Selon les renseignements fournis par la famille de Miot à Nash, ce premier groupe de onze objets fut offert à Miot par le "roi des Luba", au terme de longues et héroïques négociations portant sur l'arrêt de la traite des esclaves.
Nous avons suggéré, par la suite, que ce "roi des Luba" était Kalumbi, un chef Luba vivant dans un village portant son nom.
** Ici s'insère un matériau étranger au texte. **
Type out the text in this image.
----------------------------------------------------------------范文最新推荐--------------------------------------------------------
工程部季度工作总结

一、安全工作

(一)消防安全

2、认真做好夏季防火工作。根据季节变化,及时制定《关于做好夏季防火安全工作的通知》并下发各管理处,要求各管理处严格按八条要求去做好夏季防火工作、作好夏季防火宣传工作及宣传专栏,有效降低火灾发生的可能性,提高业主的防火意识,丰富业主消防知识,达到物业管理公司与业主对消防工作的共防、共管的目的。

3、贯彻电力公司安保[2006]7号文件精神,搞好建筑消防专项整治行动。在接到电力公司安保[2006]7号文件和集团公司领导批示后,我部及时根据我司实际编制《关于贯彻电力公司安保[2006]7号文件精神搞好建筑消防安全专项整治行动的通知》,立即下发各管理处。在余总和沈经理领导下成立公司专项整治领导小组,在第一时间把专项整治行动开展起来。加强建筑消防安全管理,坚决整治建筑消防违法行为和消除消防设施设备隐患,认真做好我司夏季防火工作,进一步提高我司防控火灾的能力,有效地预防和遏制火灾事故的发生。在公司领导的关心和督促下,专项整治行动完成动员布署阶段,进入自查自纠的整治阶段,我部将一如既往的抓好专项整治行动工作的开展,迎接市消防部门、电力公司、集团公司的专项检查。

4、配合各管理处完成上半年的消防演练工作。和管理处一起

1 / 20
Si cette information sur le lieu de provenance précis d'une sculpture de Buli s'avérait être exacte, il serait possible de définir de manière encore plus précise l'aire de distribution géographique du style buli.
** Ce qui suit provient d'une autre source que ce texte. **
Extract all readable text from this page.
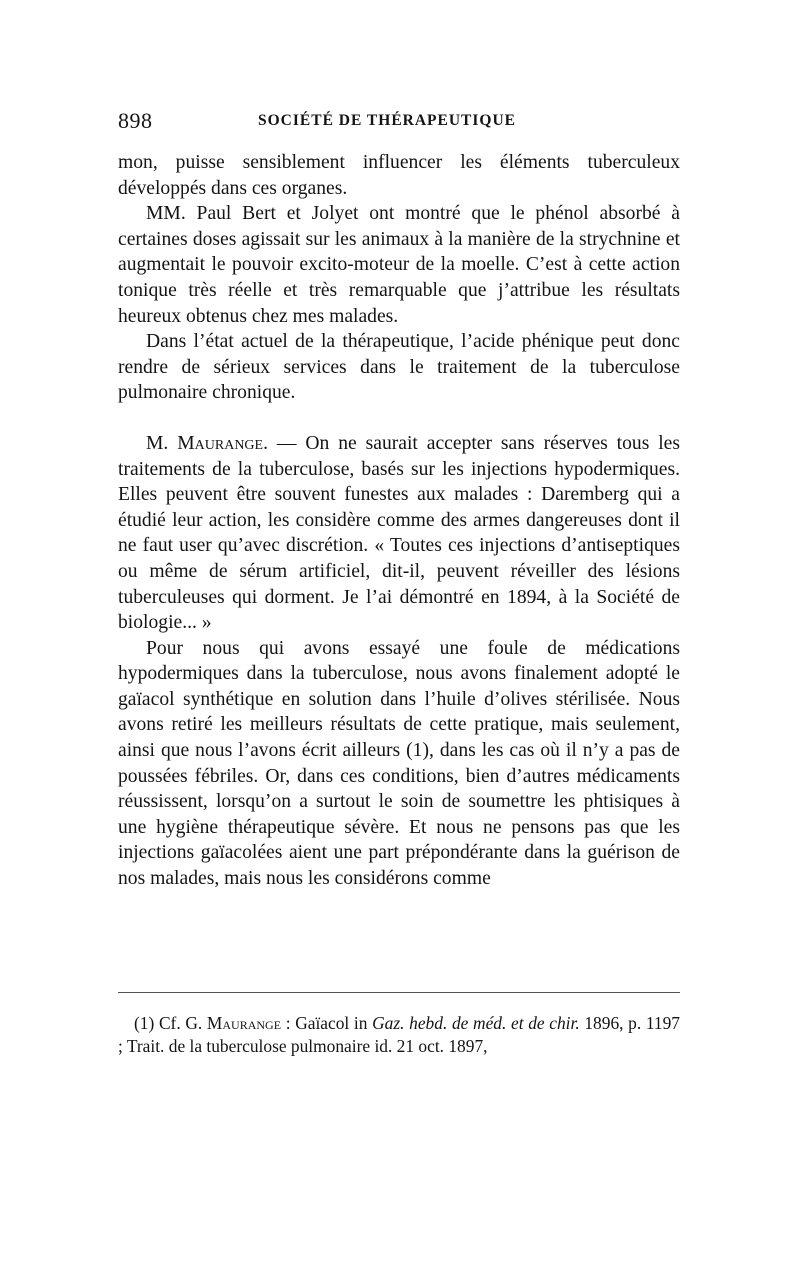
898	SOCIÉTÉ DE THÉRAPEUTIQUE

mon, puisse sensiblement influencer les éléments tuberculeux développés dans ces organes.

MM. Paul Bert et Jolyet ont montré que le phénol absorbé à certaines doses agissait sur les animaux à la manière de la strychnine et augmentait le pouvoir excito-moteur de la moelle. C’est à cette action tonique très réelle et très remarquable que j’attribue les résultats heureux obtenus chez mes malades.

Dans l’état actuel de la thérapeutique, l’acide phénique peut donc rendre de sérieux services dans le traitement de la tuberculose pulmonaire chronique.

M. Maurange. — On ne saurait accepter sans réserves tous les traitements de la tuberculose, basés sur les injections hypodermiques. Elles peuvent être souvent funestes aux malades : Daremberg qui a étudié leur action, les considère comme des armes dangereuses dont il ne faut user qu’avec discrétion. « Toutes ces injections d’antiseptiques ou même de sérum artificiel, dit-il, peuvent réveiller des lésions tuberculeuses qui dorment. Je l’ai démontré en 1894, à la Société de biologie... »

Pour nous qui avons essayé une foule de médications hypodermiques dans la tuberculose, nous avons finalement adopté le gaïacol synthétique en solution dans l’huile d’olives stérilisée. Nous avons retiré les meilleurs résultats de cette pratique, mais seulement, ainsi que nous l’avons écrit ailleurs (1), dans les cas où il n’y a pas de poussées fébriles. Or, dans ces conditions, bien d’autres médicaments réussissent, lorsqu’on a surtout le soin de soumettre les phtisiques à une hygiène thérapeutique sévère. Et nous ne pensons pas que les injections gaïacolées aient une part prépondérante dans la guérison de nos malades, mais nous les considérons comme

(1) Cf. G. Maurange : Gaïacol in Gaz. hebd. de méd. et de chir. 1896, p. 1197 ; Trait. de la tuberculose pulmonaire id. 21 oct. 1897,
Par ailleurs, le fait d'avoir trouvé dans la même chefferie des sculptures de différents sous-styles luba associés à une oeuvre du maître de Buli ouvre de nouvelles perspectives sur l'interaction des styles régionaux entre les différents ateliers luba et les Hemba, les Tabwa et les Boyo.
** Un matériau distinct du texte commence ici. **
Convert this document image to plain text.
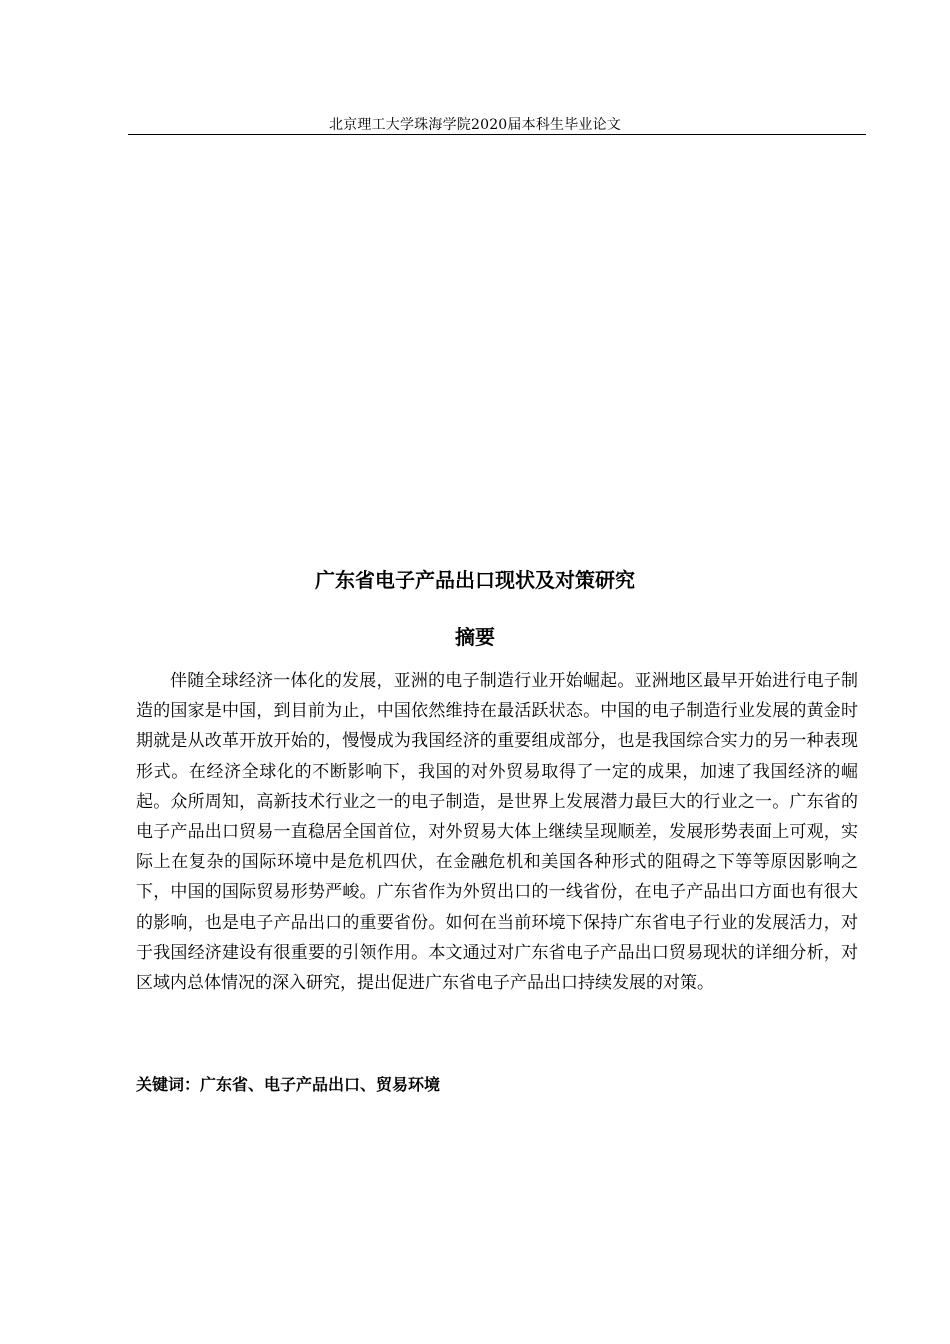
北京理工大学珠海学院2020届本科生毕业论文
广东省电子产品出口现状及对策研究
摘要

伴随全球经济一体化的发展，亚洲的电子制造行业开始崛起。亚洲地区最早开始进行电子制造的国家是中国，到目前为止，中国依然维持在最活跃状态。中国的电子制造行业发展的黄金时期就是从改革开放开始的，慢慢成为我国经济的重要组成部分，也是我国综合实力的另一种表现形式。在经济全球化的不断影响下，我国的对外贸易取得了一定的成果，加速了我国经济的崛起。众所周知，高新技术行业之一的电子制造，是世界上发展潜力最巨大的行业之一。广东省的电子产品出口贸易一直稳居全国首位，对外贸易大体上继续呈现顺差，发展形势表面上可观，实际上在复杂的国际环境中是危机四伏，在金融危机和美国各种形式的阻碍之下等等原因影响之下，中国的国际贸易形势严峻。广东省作为外贸出口的一线省份，在电子产品出口方面也有很大的影响，也是电子产品出口的重要省份。如何在当前环境下保持广东省电子行业的发展活力，对于我国经济建设有很重要的引领作用。本文通过对广东省电子产品出口贸易现状的详细分析，对区域内总体情况的深入研究，提出促进广东省电子产品出口持续发展的对策。

关键词：广东省、电子产品出口、贸易环境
L'existence de ces quartozes autres objets, également récoltés par Miot, mais provenant de régions sans aucun liens avec l'aire stylistique luba/hemba, nous oblige à revoir l'hypothèse d'une provenance unique, à savoir le village de Kalumbi, pour les onze objets achetés par Nash.
[…]
L'examen stylistique et comparatif de ces vingt-cinq pièces fait apparaître une grande variété de styles et d'origines géographiques pour certaines d'entre elles, originaires de lieux situés à des distances considérables du village de Kalumbi.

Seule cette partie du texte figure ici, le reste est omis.